O Ambulatório Médico de Especialidades (AME) de Taquaritinga está proibido de realizar qualquer tipo de cirurgia, inclusive procedimentos de catarata, por força de liminar concedida nesta terça-feira, 20 de maio, a pedido do promotor Ilo Wilson Marinho Gonçalves Junior.
A decisão foi tomada após o Ministério Público de São Paulo (MPSP) demonstrar que ao menos doze de 23 pacientes perderam total ou parcialmente a visão após passarem por cirurgias oftalmológicas realizadas em regime de mutirão na unidade.
Fiscalizações das Vigilâncias Sanitárias Municipal e Estadual identificaram falhas graves no centro de esterilização de materiais do equipamento público. Assinada pelo juiz Clovis Humberto Lourenço Junior, a liminar também determinou a interdição imediata do Centro de Material e Esterilização do AME.
A Fundação Santa Casa de Misericórdia de Franca, responsável pela administração da unidade, e a Fazenda Pública do Estado de São Paulo terão o prazo de 60 dias para sanar todas as irregularidades apontadas. O descumprimento da decisão implicará multa diária de R$ 2 mil, limitada a R$ 1 milhão.
A medida judicial impõe ainda outras obrigações, como a apresentação, no mesmo prazo, de um plano de ação voltado ao aprimoramento dos protocolos médicos e operatórios. Também deverá ser garantida assistência médica contínua e integral às vítimas.

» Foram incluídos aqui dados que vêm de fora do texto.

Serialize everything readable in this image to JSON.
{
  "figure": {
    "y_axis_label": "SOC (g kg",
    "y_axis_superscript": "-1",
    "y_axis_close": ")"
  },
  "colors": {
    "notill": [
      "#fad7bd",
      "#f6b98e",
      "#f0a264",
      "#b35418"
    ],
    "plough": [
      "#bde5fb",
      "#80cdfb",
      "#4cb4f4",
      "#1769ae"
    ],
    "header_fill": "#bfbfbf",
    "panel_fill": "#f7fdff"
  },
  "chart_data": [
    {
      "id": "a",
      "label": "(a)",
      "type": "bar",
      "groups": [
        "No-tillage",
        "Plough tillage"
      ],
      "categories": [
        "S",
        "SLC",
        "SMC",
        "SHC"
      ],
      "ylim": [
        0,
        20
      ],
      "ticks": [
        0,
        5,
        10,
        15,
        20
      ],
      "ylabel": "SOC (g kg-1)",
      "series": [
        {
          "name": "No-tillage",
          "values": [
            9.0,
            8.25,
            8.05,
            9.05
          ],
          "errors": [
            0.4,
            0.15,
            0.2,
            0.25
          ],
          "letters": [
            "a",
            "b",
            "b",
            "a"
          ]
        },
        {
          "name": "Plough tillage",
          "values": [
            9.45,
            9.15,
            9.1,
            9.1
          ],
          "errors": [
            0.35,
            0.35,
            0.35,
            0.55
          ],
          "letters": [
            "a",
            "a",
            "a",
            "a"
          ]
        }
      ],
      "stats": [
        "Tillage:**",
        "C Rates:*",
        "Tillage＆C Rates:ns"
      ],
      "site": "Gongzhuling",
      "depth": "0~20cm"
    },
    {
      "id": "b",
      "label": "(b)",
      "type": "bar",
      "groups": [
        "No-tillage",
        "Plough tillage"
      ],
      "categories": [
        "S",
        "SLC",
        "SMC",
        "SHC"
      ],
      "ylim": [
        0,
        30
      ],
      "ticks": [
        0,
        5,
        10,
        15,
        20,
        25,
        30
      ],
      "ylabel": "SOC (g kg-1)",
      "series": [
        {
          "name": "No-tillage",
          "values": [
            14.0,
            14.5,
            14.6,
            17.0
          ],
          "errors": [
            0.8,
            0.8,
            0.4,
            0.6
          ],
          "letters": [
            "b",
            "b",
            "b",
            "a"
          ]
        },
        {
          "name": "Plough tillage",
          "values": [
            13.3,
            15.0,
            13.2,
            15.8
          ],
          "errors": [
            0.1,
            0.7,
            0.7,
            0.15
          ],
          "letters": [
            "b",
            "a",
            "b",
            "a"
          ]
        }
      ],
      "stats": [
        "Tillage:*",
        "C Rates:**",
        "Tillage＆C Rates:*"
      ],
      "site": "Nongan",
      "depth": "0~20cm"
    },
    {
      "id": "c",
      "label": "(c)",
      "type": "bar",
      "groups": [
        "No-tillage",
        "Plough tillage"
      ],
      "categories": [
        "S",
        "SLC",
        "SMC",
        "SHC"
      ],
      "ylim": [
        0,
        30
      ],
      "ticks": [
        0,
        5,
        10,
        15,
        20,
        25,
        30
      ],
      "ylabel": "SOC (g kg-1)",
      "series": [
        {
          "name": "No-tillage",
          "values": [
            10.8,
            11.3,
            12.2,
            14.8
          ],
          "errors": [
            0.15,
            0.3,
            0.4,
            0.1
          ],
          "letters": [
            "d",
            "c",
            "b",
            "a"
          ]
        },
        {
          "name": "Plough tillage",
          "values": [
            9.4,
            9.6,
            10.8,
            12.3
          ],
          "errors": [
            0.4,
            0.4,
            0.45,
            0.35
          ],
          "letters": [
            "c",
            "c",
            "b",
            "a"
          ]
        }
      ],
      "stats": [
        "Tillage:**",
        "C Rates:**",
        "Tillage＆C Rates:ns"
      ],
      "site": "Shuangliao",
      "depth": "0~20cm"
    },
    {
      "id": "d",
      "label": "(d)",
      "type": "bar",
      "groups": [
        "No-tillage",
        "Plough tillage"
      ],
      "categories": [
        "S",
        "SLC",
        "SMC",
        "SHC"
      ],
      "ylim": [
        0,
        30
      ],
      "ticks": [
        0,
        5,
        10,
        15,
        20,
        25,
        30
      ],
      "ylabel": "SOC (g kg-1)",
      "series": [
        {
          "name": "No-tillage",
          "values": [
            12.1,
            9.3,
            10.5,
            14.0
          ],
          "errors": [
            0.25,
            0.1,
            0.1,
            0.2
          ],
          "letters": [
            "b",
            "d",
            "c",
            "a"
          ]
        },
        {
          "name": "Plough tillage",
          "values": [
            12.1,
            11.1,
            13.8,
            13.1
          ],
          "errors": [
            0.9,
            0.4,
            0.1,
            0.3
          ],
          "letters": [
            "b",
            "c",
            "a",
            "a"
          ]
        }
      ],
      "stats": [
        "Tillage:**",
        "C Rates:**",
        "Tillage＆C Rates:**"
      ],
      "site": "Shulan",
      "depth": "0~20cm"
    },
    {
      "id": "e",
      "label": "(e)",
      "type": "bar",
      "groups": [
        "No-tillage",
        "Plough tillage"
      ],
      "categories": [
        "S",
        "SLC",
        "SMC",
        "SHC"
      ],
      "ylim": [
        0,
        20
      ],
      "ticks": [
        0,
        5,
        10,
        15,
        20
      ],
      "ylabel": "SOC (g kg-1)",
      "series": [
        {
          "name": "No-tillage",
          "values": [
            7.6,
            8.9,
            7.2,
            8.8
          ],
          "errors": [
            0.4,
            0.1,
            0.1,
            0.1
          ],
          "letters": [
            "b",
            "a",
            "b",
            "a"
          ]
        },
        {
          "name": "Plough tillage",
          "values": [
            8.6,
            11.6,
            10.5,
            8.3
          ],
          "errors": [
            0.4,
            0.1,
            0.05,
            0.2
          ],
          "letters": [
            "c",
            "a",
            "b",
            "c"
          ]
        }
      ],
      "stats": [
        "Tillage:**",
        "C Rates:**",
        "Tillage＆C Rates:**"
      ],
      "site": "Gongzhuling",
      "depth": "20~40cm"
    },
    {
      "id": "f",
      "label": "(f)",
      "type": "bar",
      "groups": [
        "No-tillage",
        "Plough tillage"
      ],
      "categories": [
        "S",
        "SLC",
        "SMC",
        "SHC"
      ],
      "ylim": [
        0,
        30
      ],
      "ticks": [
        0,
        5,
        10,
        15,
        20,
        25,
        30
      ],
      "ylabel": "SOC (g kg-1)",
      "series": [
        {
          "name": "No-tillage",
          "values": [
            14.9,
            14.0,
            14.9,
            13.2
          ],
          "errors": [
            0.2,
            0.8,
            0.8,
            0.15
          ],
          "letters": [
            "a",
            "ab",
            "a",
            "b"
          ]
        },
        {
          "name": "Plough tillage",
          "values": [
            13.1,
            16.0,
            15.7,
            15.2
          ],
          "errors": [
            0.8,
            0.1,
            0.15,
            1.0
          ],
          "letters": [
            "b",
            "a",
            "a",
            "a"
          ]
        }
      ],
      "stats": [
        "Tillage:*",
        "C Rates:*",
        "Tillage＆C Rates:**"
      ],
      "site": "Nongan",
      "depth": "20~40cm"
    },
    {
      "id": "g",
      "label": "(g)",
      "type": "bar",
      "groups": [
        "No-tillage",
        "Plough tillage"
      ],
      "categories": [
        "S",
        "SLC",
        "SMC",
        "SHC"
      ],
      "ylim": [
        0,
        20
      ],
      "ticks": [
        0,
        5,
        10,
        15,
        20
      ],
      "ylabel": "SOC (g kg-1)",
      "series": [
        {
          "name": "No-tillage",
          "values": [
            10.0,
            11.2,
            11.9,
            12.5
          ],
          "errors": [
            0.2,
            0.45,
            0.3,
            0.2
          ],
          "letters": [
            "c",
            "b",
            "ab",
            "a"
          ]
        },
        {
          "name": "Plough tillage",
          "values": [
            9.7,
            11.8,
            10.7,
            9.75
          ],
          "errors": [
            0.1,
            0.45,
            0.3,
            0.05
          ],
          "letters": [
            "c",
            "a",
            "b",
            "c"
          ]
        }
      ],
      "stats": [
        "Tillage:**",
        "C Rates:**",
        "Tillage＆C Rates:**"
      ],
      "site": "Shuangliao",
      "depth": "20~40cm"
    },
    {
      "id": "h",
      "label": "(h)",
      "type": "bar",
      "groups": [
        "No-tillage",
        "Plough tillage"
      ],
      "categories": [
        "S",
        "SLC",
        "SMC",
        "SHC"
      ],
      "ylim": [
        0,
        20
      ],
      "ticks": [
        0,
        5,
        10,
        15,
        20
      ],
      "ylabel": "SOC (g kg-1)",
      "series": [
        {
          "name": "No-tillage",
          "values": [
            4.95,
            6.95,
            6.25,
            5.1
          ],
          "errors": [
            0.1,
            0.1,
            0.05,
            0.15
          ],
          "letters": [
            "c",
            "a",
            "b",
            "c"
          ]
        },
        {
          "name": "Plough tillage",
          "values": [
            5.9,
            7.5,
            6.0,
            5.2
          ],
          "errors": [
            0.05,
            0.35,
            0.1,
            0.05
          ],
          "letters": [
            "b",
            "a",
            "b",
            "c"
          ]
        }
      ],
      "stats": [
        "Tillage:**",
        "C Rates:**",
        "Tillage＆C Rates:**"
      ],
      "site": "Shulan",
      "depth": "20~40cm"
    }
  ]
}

O atendimento especializado deve ser oferecido não apenas em oftalmologia, mas em todas as áreas eventualmente necessárias em razão dos danos sofridos. Isso inclui, por exemplo, cirurgias de transplante de retina e fornecimento de lente escleral estética ou prótese ocular.
No processo, o promotor Gonçalves Junior apontou que as lesões oculares apresentadas no pós-operatório foram causadas pela infusão intraocular de uma substância tóxica. Na ação civil, ele requer que os réus sejam condenados a pagar R$ 3 milhões em indenização, valor que deverá ser revertido em investimentos na saúde pública local. Paralelamente à atuação cível, os fatos estão sendo investigados também na esfera criminal.
A Secretaria de Estado da Saúde informou que todos os profissionais que atuaram nos atendimentos foram afastados e os pacientes estão sendo acompanhados por equipe especializada no Hospital das Clínicas de Ribeirão Preto.
Uma sindicância foi instaurada em todas as unidades gerenciadas pela Organização Social de Saúde (OSS) Santa Casa de Franca, bem como um chamamento público para a contratação de uma nova OSS para a administração do AME.
Ao menos 13 pacientes relataram complicações, com perda total ou parcial da visão, após serem submetidos a cirurgias em um mutirão no Ambulatório de Especialidades Médicas de Taquaritinga em 21 de outubro do ano passado.
Depois das denúncias, eles foram encaminhados para avaliações no HC de Ribeirão Preto e, segundo o Grupo Santa Casa, também foram inseridos na fila de transplante de córnea do estado em dezembro. As cirurgias no AME de Taquaritinga foram suspensas, desde então.
Segundo sindicância interna instaurada pelo Grupo Santa Casa de Franca, houve falha pelas equipes médica/assistencial no cumprimento do protocolo institucional vigente, resultando no uso inadequado de produtos durante procedimentos cirúrgicos realizados exclusivamente em 21 de outubro de 2024.”
Conforme os protocolos institucionais, a assepsia deve ser realizada com PVPI (iodo-povidona), de coloração roxa, permitindo identificação visual clara por todos os profissionais envolvidos na cirurgia. No entanto, foi constatado que a equipe utilizou clorexidina (de coloração transparente), dificultando a verificação visual do produto empregado.
“Além disso, identificou-se a inversão na ordem de aplicação dos produtos. Em vez de seguir o procedimento correto – onde a clorexidina é utilizada para assepsia e o soro Ringer para o selamento da incisão – houve o acidente, no qual a clorexidina foi aplicada em substituição ao soro Ringer”, diz nota enviada ao Tribuna.
Isso significa que no processo cirúrgico, a equipe médica/assistencial inverteu a ordem do uso dos produtos. Todos os profissionais diretamente envolvidos no caso foram afastados, pois, “apesar de ter sido um erro pontual, os pacientes tiveram consequências graves”, diz a OSS.
O erro afetou apenas um olho de cada paciente, já que, por segurança, nunca se realizam cirurgias simultâneas nos dois olhos, justamente para evitar riscos de perda total da visão. Dos doze pacientes afetados, cinco realizavam a segunda cirurgia, pois já haviam realizado a operação bem-sucedida no primeiro olho.